1 Cette permission pourrait, dans un souci de protection du consommateur, être révisée par l’Autorité, soit de façon particulière, dans le cas d’un manquement d’un cabinet ou société autonome, soit de façon plus générale en reconsidérant la directive pour l’ensemble des cabinets et sociétés. »

(Nos soulignements)

[13]    La Directive P-9 est reprise dans le Guide de partage des rôles et responsabilités publié par la ChAD et déposée en preuve sous la cote P-10.

[14]    Le Guide P-10, qui résulte de la Directive P-9, constitue une norme de pratique qui doit être suivie par les membres de la profession, comme l’a décidé le Comité dans l’affaire Hébert[2].

IV.       La preuve testimoniale

 

[15]    Le premier témoin entendu par le Comité est l’intimé Éric Janelle.

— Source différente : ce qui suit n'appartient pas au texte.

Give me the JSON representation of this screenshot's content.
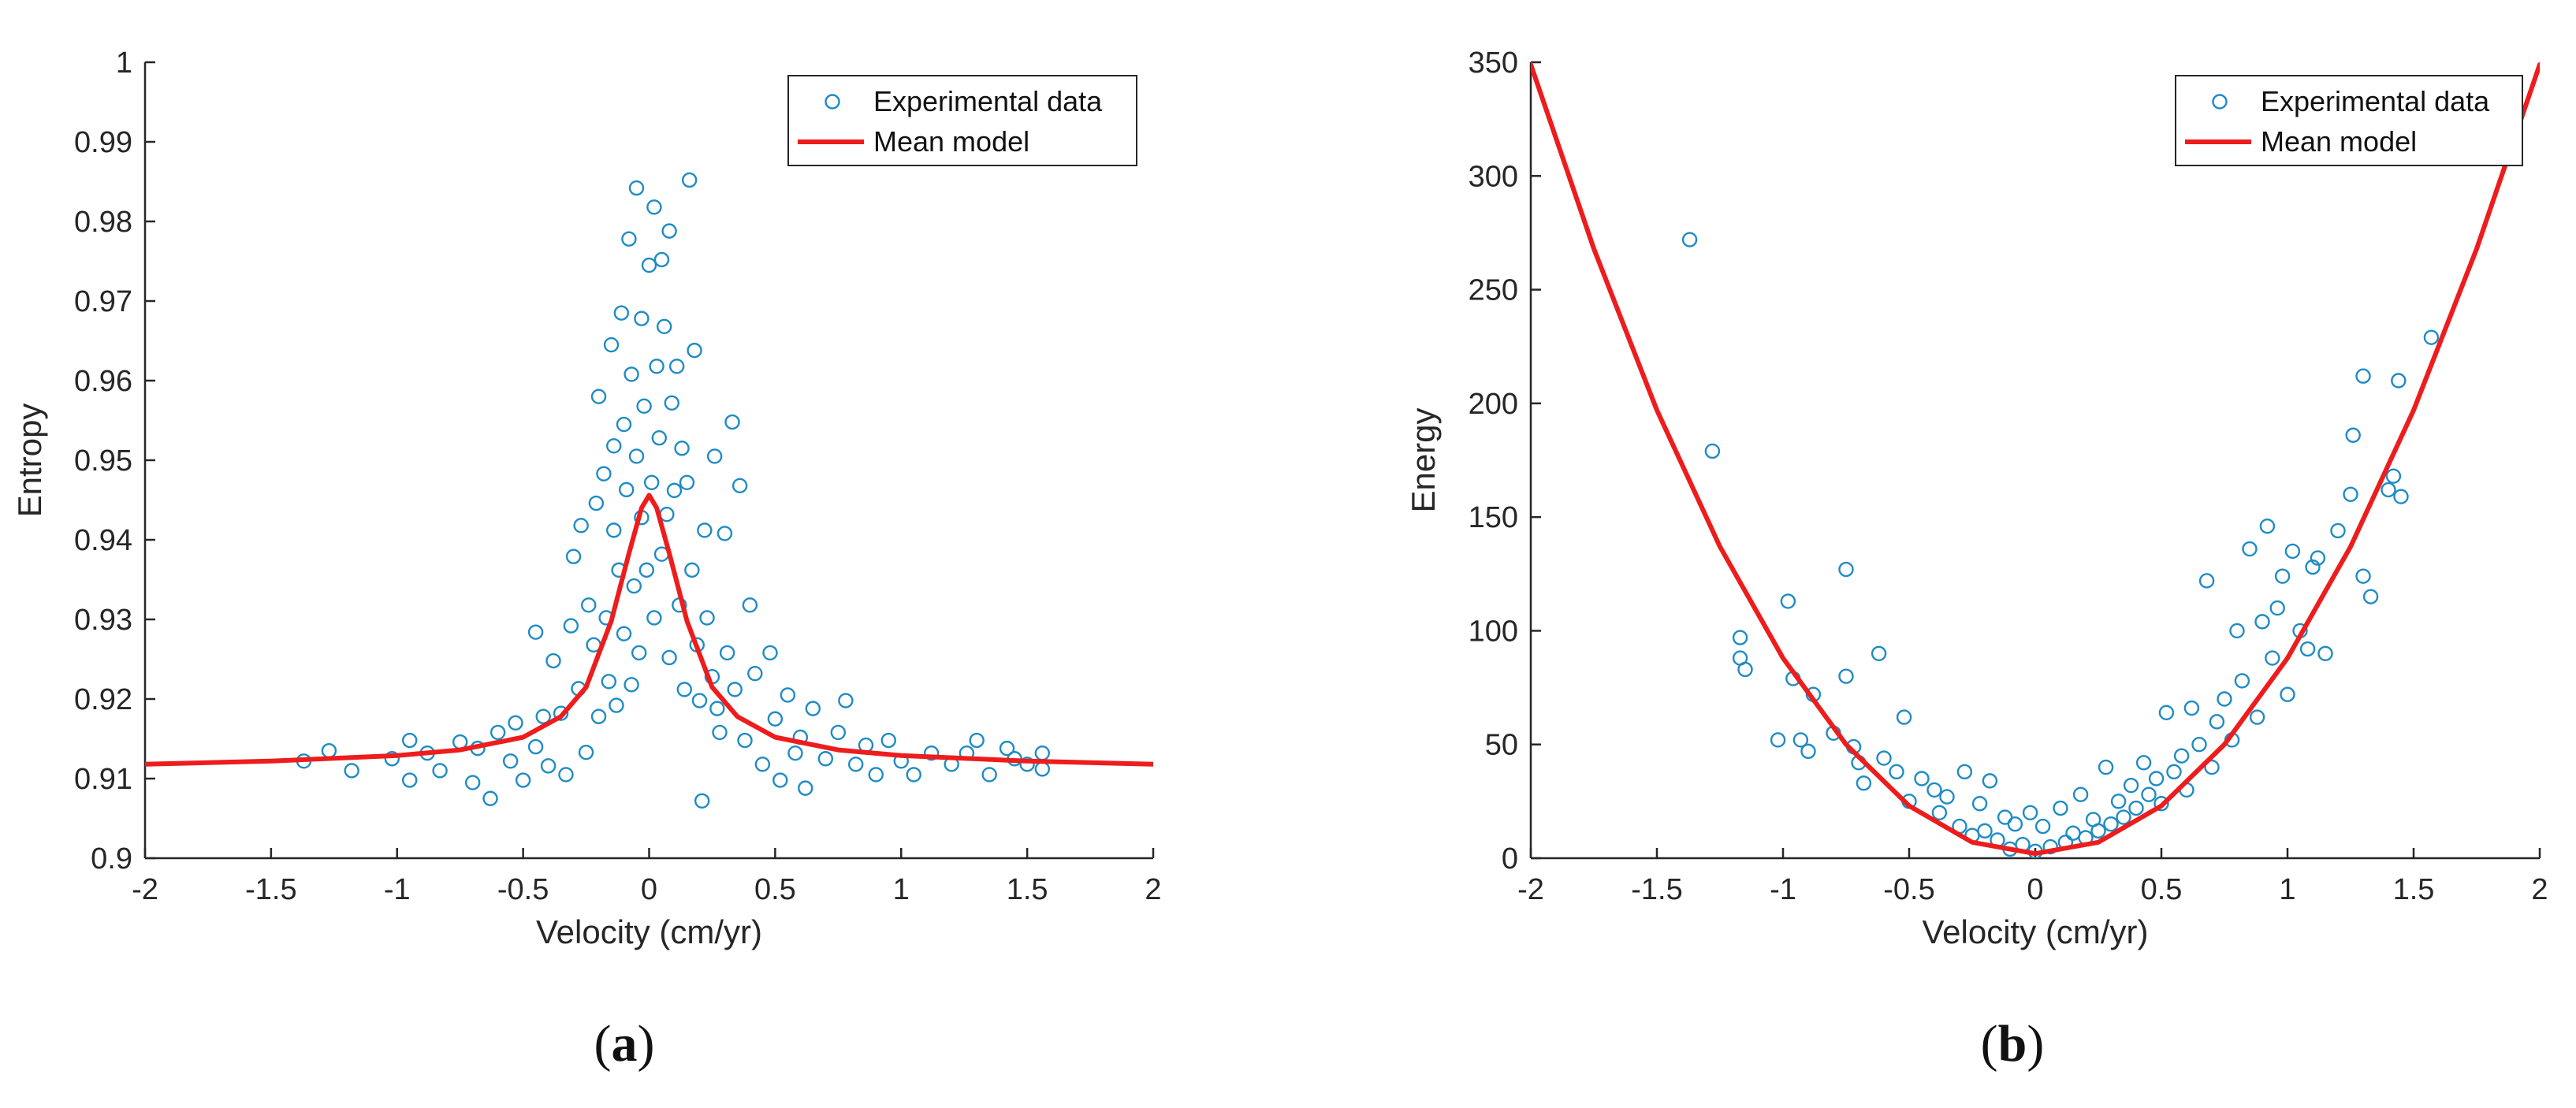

[16]    Son témoignage se résume comme suit :

       Entre le 1er octobre 1999 et le 26 février 2016, M. Janelle détient un certificat comme agent en assurance de dommages des particuliers;

       Il en résulte qu’au moment des faits reprochés, M. Janelle n’était pas détenteur d’un certificat d’expert en sinistre;

       Depuis le 27 février 2015, il détient toutefois une certification d’expertise en règlement de sinistres en assurance de dommages des particuliers;

       Au cours de la période décrite à la plainte, il était chef d’une équipe « double-fonction » au sein de la Compagnie d’assurance Bélair inc.;

       Cette équipe double-fonction était constituée pour moitié d’agent en assurance de dommages et pour l’autre moitié, d’experts en règlement de sinistres;

       Au cours de l’été, les membres de son équipe exécutaient principalement de la vente de produits d’assurance de dommages et en hiver, au téléphone, ils s’occupaient de réclamations et de l’indemnisation de celles-ci;

       À titre de chef d’équipe, M. Janelle révisait notamment les transactions des agents en assurance de dommages qui décidaient de la recevabilité d’une réclamation, la valeur des dommages et du règlement du sinistre;

       En 2012 jusqu’au 25 mars 2013, le supérieur immédiat de M. Janelle était M. Sébastien Gagné[3];

       Il communiquait régulièrement avec M. Gagné pour des informations;

       À compter du mois de mars 2013, M. Janelle est supervisé par madame Karine Vivier, laquelle détient une certification d’expert en règlement de sinistres;

       Au cours d’une journée usuelle, environ 80 % des tâches de M. Janelle consistaient à vérifier les transactions effectuées par les agents en assurance de dommages des particuliers assignés à son équipe;

       Il s’agissait de dossiers régis par la Convention d’indemnisation directe pour le règlement des sinistres automobiles;

       Il pouvait lui arriver d’entrer directement en communication avec un assuré;

       Notamment et à titre de chef d’équipe, il est intervenu auprès d’une assurée, Mme N.P., qui n’était pas satisfaite de la valeur marchande attribuée à son véhicule accidenté;

       À chaque mois, il assistait à une rencontre des chefs d’équipe dirigée par madame Vivier;

       Quant à son niveau d’autorité, bien qu’il ne se rappelle pas exactement du montant, il le situe à environ 25 000 $.    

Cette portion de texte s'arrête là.